We urgently need to recover this certainty.  Believers may doubt, and even, like Luther, be haunted by depression, but faith does not doubt and should never be encouraged to doubt.  The joy of the Lord is our strength (Neh. 8:10) and there can be no such joy unless we can fall on our knees and cry with absolute assurance, ‘Our Father!’  It was such certainty that released the energies of the Reformation.  Men and women lived and died for God because they knew that he loved them; and that mattered to them more than anything else in the whole wide world.

 

Sola scriptura

But then we owe the Reformation a second great debt: it put Scripture back at the heart of the life of the church, proclaiming the Bible as the one and only Rule of Faith, by which all doctrines were to be judged, all worship was to be regulated, and the power of every king and every emperor was to be restrained. Sola scriptura ruled.  But this was not all.  For centuries the Bible had been locked away in the Latin Vulgate, an unknown tongue even to most of the priests.  The Reformation gave it to the people, and in their own tongues.  Luther himself was a master translator, guided not so much by the quest for a literal, word-for-word translation as by the question, ‘How would a German say this?’ 

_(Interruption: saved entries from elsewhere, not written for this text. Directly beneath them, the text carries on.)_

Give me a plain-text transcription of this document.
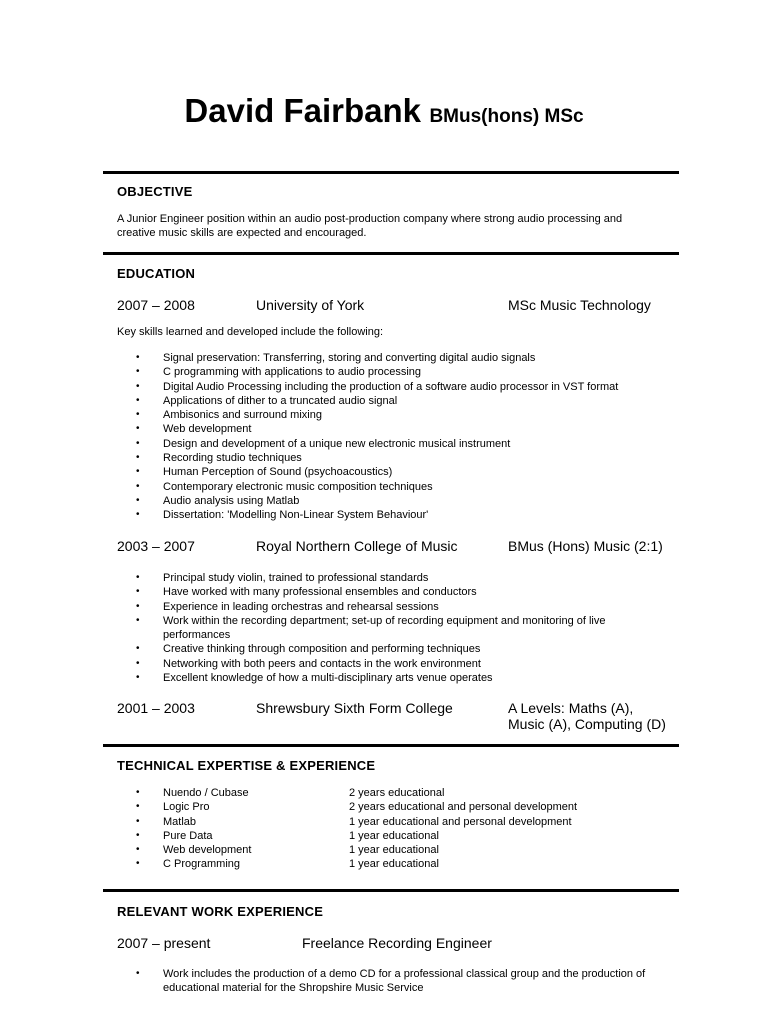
David Fairbank BMus(hons) MSc
OBJECTIVE
A Junior Engineer position within an audio post-production company where strong audio processing and creative music skills are expected and encouraged.
EDUCATION
2007 – 2008	University of York	MSc Music Technology
Key skills learned and developed include the following:
• Signal preservation: Transferring, storing and converting digital audio signals
• C programming with applications to audio processing
• Digital Audio Processing including the production of a software audio processor in VST format
• Applications of dither to a truncated audio signal
• Ambisonics and surround mixing
• Web development
• Design and development of a unique new electronic musical instrument
• Recording studio techniques
• Human Perception of Sound (psychoacoustics)
• Contemporary electronic music composition techniques
• Audio analysis using Matlab
• Dissertation: 'Modelling Non-Linear System Behaviour'
2003 – 2007	Royal Northern College of Music	BMus (Hons) Music (2:1)
• Principal study violin, trained to professional standards
• Have worked with many professional ensembles and conductors
• Experience in leading orchestras and rehearsal sessions
• Work within the recording department; set-up of recording equipment and monitoring of live performances
• Creative thinking through composition and performing techniques
• Networking with both peers and contacts in the work environment
• Excellent knowledge of how a multi-disciplinary arts venue operates
2001 – 2003	Shrewsbury Sixth Form College	A Levels: Maths (A),
Music (A), Computing (D)
TECHNICAL EXPERTISE & EXPERIENCE
• Nuendo / Cubase	2 years educational
• Logic Pro	2 years educational and personal development
• Matlab	1 year educational and personal development
• Pure Data	1 year educational
• Web development	1 year educational
• C Programming	1 year educational
RELEVANT WORK EXPERIENCE
2007 – present	Freelance Recording Engineer
• Work includes the production of a demo CD for a professional classical group and the production of educational material for the Shropshire Music Service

The English language quickly found its own Luther in the heroic labours of William Tyndale, whose translation of the New Testament was already reaching the ports of Easter Ross a mere ten years after Luther posted his Theses.  Tyndale’s work profoundly influenced all subsequent English translations, especially the Authorised Version of 1611, and the passion that drove him was summed up in his famous reply to a learned priest, ‘If God spare my life, ere many years I will cause a boy that driveth the plough shall know more of the scripture than thou dost.’  The dream found its fulfilment, and the Bible, with Tyndale’s memorable phrases, saturated not only the religion of the English-speaking world but its whole life and literature. 

But mere translation was not enough.  Would the ploughboy be able to understand it?  Mediaeval Catholicism said, ‘No!  The unlearned should not presume to understand the scriptures.’  Against this the Reformation protested with all its heart.  The Bible was so clear that even the unlearned could understand its saving message.  But there was an important rider: such an understanding could be attained only by ‘a due use of the ordinary means,’ and by this they meant not what we today would call Bible-study aids, but the preaching of the word. 

It was this passion to help ordinary people understand the Scriptures that led the Reformers to place preaching at the heart of worship; and not just any preaching, but expository preaching. They had a clear idea, too, of what this meant: explanation plus application.  ‘Without explanation,’ wrote T. H. L. Parker, the leading expert on Calvin’s preaching, ‘it is not expository; without application it is not preaching.’  Explanation focuses on what the text actually says, application on the challenges and comforts it presents to the actual congregation sitting in front of us. 

This was the classical form of Protestant preaching, frequently, though not always, involving patient, verse-by-verse, explanation of the books of the Bible.  It shunned all pretensions to human originality, avoided personal references, and was content simply to serve the text, getting to it with the minimum of introduction in order to expose its meaning and drive home its relevance. 

It was such preaching that delivered reform, energised the church and changed the face of Europe.  It will do so again, if we are prepared to put our trust in it.